More Brain Chemistry
Continuing with the theme of beaded neurotransmitters, I wove a pair of earrings in the chemical structure of γ-Aminobutyric acid, aka GABA. I used the same color palette that I used previously for my endorphin necklace, so the two pieces form a matching set.
GABA acts as the major inhibitory neurotransmitter in the nervous system; it essentially acts to calm down neurons, and it's also involved in the regulation of muscle tone. It doesn't have big name recognition like the other neurotransmitters that I've covered on this blog such as serotonin, dopamine, and the endorphins, but it's still an important part of brain function.

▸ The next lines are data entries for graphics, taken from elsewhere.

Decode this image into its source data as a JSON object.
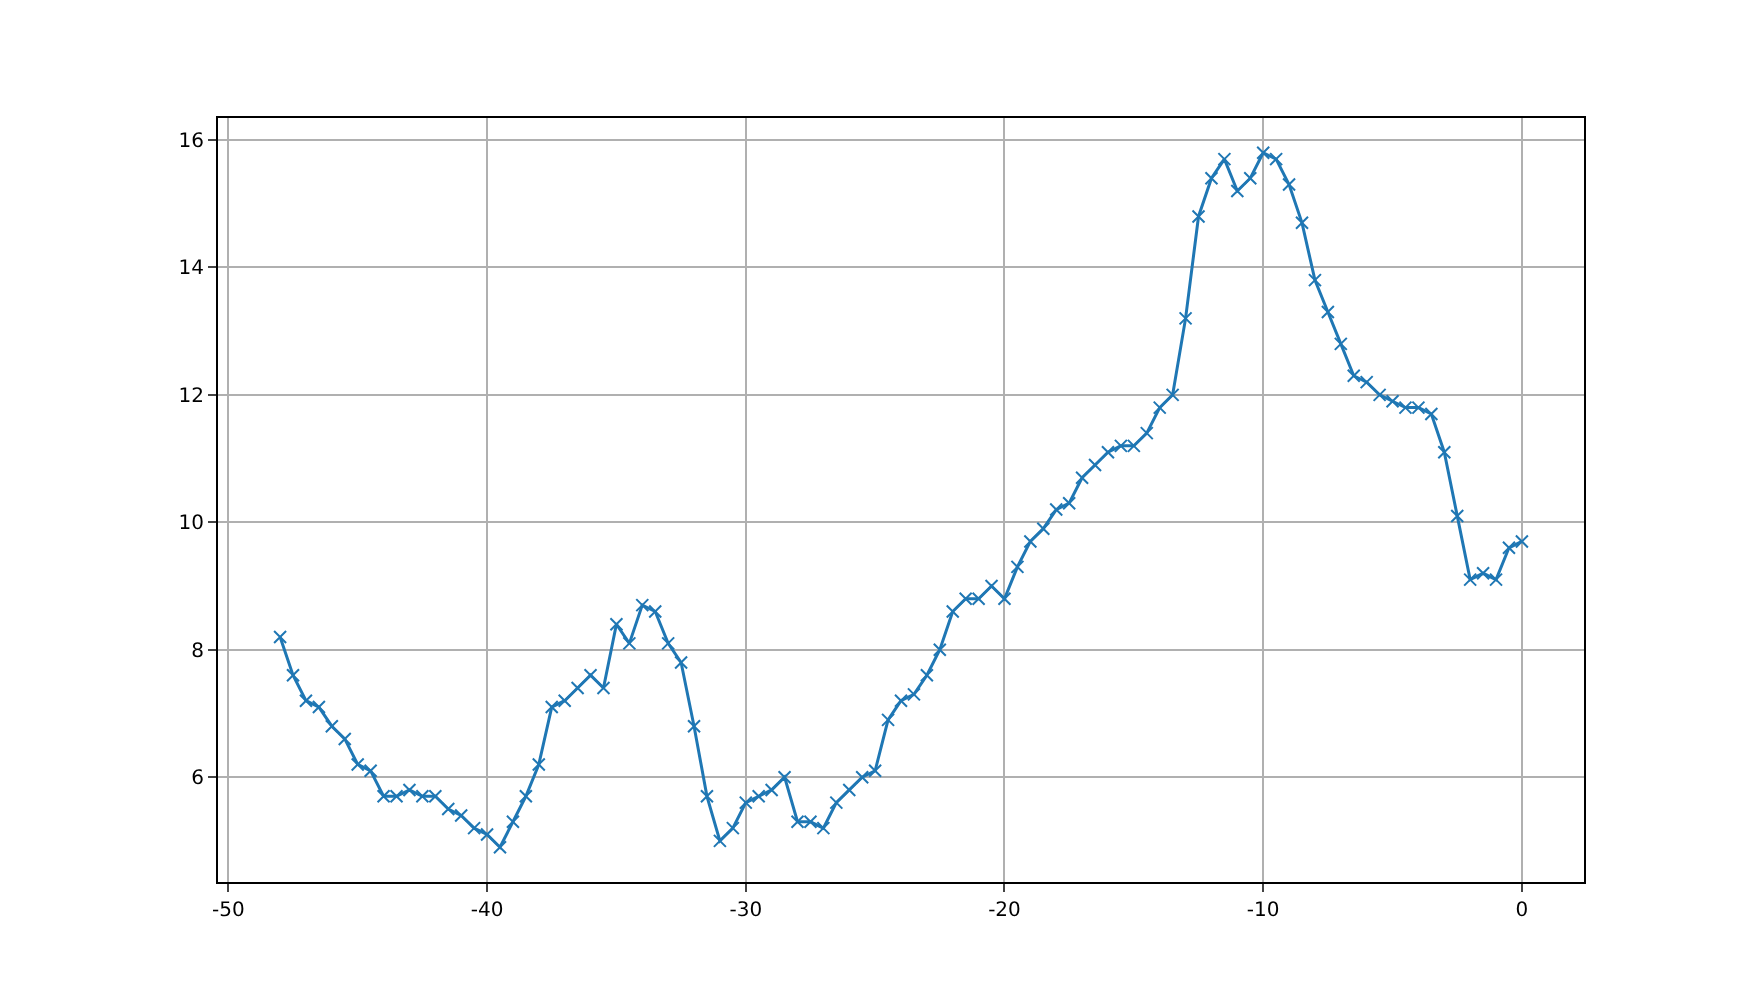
{
  "chart_data": {
    "type": "line",
    "x": [
      -48,
      -47.5,
      -47,
      -46.5,
      -46,
      -45.5,
      -45,
      -44.5,
      -44,
      -43.5,
      -43,
      -42.5,
      -42,
      -41.5,
      -41,
      -40.5,
      -40,
      -39.5,
      -39,
      -38.5,
      -38,
      -37.5,
      -37,
      -36.5,
      -36,
      -35.5,
      -35,
      -34.5,
      -34,
      -33.5,
      -33,
      -32.5,
      -32,
      -31.5,
      -31,
      -30.5,
      -30,
      -29.5,
      -29,
      -28.5,
      -28,
      -27.5,
      -27,
      -26.5,
      -26,
      -25.5,
      -25,
      -24.5,
      -24,
      -23.5,
      -23,
      -22.5,
      -22,
      -21.5,
      -21,
      -20.5,
      -20,
      -19.5,
      -19,
      -18.5,
      -18,
      -17.5,
      -17,
      -16.5,
      -16,
      -15.5,
      -15,
      -14.5,
      -14,
      -13.5,
      -13,
      -12.5,
      -12,
      -11.5,
      -11,
      -10.5,
      -10,
      -9.5,
      -9,
      -8.5,
      -8,
      -7.5,
      -7,
      -6.5,
      -6,
      -5.5,
      -5,
      -4.5,
      -4,
      -3.5,
      -3,
      -2.5,
      -2,
      -1.5,
      -1,
      -0.5,
      0
    ],
    "series": [
      {
        "color": "#1f77b4",
        "values": [
          8.2,
          7.6,
          7.2,
          7.1,
          6.8,
          6.6,
          6.2,
          6.1,
          5.7,
          5.7,
          5.8,
          5.7,
          5.7,
          5.5,
          5.4,
          5.2,
          5.1,
          4.9,
          5.3,
          5.7,
          6.2,
          7.1,
          7.2,
          7.4,
          7.6,
          7.4,
          8.4,
          8.1,
          8.7,
          8.6,
          8.1,
          7.8,
          6.8,
          5.7,
          5.0,
          5.2,
          5.6,
          5.7,
          5.8,
          6.0,
          5.3,
          5.3,
          5.2,
          5.6,
          5.8,
          6.0,
          6.1,
          6.9,
          7.2,
          7.3,
          7.6,
          8.0,
          8.6,
          8.8,
          8.8,
          9.0,
          8.8,
          9.3,
          9.7,
          9.9,
          10.2,
          10.3,
          10.7,
          10.9,
          11.1,
          11.2,
          11.2,
          11.4,
          11.8,
          12.0,
          13.2,
          14.8,
          15.4,
          15.7,
          15.2,
          15.4,
          15.8,
          15.7,
          15.3,
          14.7,
          13.8,
          13.3,
          12.8,
          12.3,
          12.2,
          12.0,
          11.9,
          11.8,
          11.8,
          11.7,
          11.1,
          10.1,
          9.1,
          9.2,
          9.1,
          9.6,
          9.7
        ]
      }
    ],
    "xlim": [
      -50.4,
      2.4
    ],
    "xticks": [
      -50,
      -40,
      -30,
      -20,
      -10,
      0
    ],
    "ylim": [
      4.355,
      16.345
    ],
    "yticks": [
      6,
      8,
      10,
      12,
      14,
      16
    ],
    "grid": true,
    "marker": "cross",
    "line_style": "solid"
  }
}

From a structural point of view, GABA is relatively simple. It has four carbon atoms connected to each other in a chain, with one nitrogen atom at one end, and two oxygen atoms on the other end. The carbon atoms not connected to the oxygen atoms each have two hydrogen atoms, while the nitrogen atom can have two or three. The oxygen atoms, paired with one carbon atom in the arrangement shown in this molecule, all form what organic chemists call a carboxyl group.
I've depicted this molecule as a zwitterion, which is a neutral molecule that has both a positive charge and a negative charge. The positive charge sits on the nitrogen atom, while the negative charge is shared among the atoms of the carboxyl group.
A Flexible Molecule
The GABA molecule is very flexible, which is important to its biological function. It makes for a lacy pair of earrings!
I'm thinking that it would make a good introductory project to the realm of 3D beaded molecules. What do you think? Would you be interested in learning how to make your own GABA earrings?